At the beginning, we get the channel, and we go into an infinite loop, if it turned out to be locked, we exit with success, and if not, then we start waiting for one of the 2 events, or that the channel is unblocked, or that the ctx.Done () stream will unblock:
func (m *RWTMutex) chGet() chan struct{} {
m.mx.Lock()
if m.ch == nil {
m.ch = make(chan struct{}, 1)
}
r := m.ch
m.mx.Unlock()
return r
}
func (m *RWTMutex) lockST(ctx context.Context) bool {
ch := m.chGet()
for {
if atomic.CompareAndSwapInt32(&m.state, 0, -1) {
return true
}
if ctx == nil {
return false
}
select {
case <-ch:
ch = m.chGet()
case <-ctx.Done():
return false
}
}
}
func (m *RWTMutex) rlockST(ctx context.Context) bool {
ch := m.chGet()
var k int32
for {
k = atomic.LoadInt32(&m.state)
if k >= 0 && atomic.CompareAndSwapInt32(&m.state, k, k+1) {
return true
}
if ctx == nil {
return false
}
select {
case <-ch:
ch = m.chGet()
case <-ctx.Done():
return false
}
}
}Let's unblock the mutex.
We need to change the state and, if necessary, unblock the channel.
As I wrote above, if the channel is closed, then case <-ch will skip the execution flow further.
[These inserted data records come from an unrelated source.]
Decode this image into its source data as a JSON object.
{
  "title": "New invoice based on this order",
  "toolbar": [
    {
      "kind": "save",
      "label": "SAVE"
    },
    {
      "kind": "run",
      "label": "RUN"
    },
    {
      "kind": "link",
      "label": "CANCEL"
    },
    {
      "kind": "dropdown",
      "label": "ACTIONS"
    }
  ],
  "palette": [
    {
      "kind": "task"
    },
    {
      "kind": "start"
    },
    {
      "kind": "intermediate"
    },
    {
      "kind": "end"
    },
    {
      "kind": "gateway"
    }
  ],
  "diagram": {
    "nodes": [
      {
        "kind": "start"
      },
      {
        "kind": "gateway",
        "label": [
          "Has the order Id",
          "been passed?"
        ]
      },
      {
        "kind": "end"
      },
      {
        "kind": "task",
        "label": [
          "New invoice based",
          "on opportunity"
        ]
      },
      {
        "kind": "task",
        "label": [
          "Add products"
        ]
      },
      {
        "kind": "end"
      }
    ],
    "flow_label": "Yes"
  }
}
func (m *RWTMutex) chClose() {
if m.ch == nil {
return
}
var o chan struct{}
m.mx.Lock()
if m.ch != nil {
o = m.ch
m.ch = nil
}
m.mx.Unlock()
if o != nil {
close(o)
}
}
// Unlock - unlocks mutex
func (m *RWTMutex) Unlock() {
if atomic.CompareAndSwapInt32(&m.state, -1, 0) {
m.chClose()
return
}
panic("RWTMutex: Unlock fail")
}
// RUnlock - unlocks mutex
func (m *RWTMutex) RUnlock() {
i := atomic.AddInt32(&m.state, -1)
if i > 0 {
return
} else if i == 0 {
m.chClose()
return
}
panic("RWTMutex: RUnlock fail")
}The mutex itself is ready, you need to write a couple of tests and standard methods like Lock () and RLock () for it
Benchmarks on my car showed these speeds
BenchmarkRWTMutexTryLockUnlock-8 92154297 12.8 ns/op 0 B/op 0 allocs/op
BenchmarkRWTMutexTryRLockRUnlock-8 64337136 18.4 ns/op 0 B/op 0 allocs/op
RWMutex
BenchmarkRWMutexLockUnlock-8 44187962 25.8 ns/op 0 B/op 0 allocs/op
BenchmarkRWMutexRLockRUnlock-8 94655520 12.6 ns/op 0 B/op 0 allocs/op
Mutex
BenchmarkMutexLockUnlock-8 94345815 12.7 ns/op 0 B/op 0 allocs/opThat is, the speed of work is comparable to the usual RWMutex and Mutex.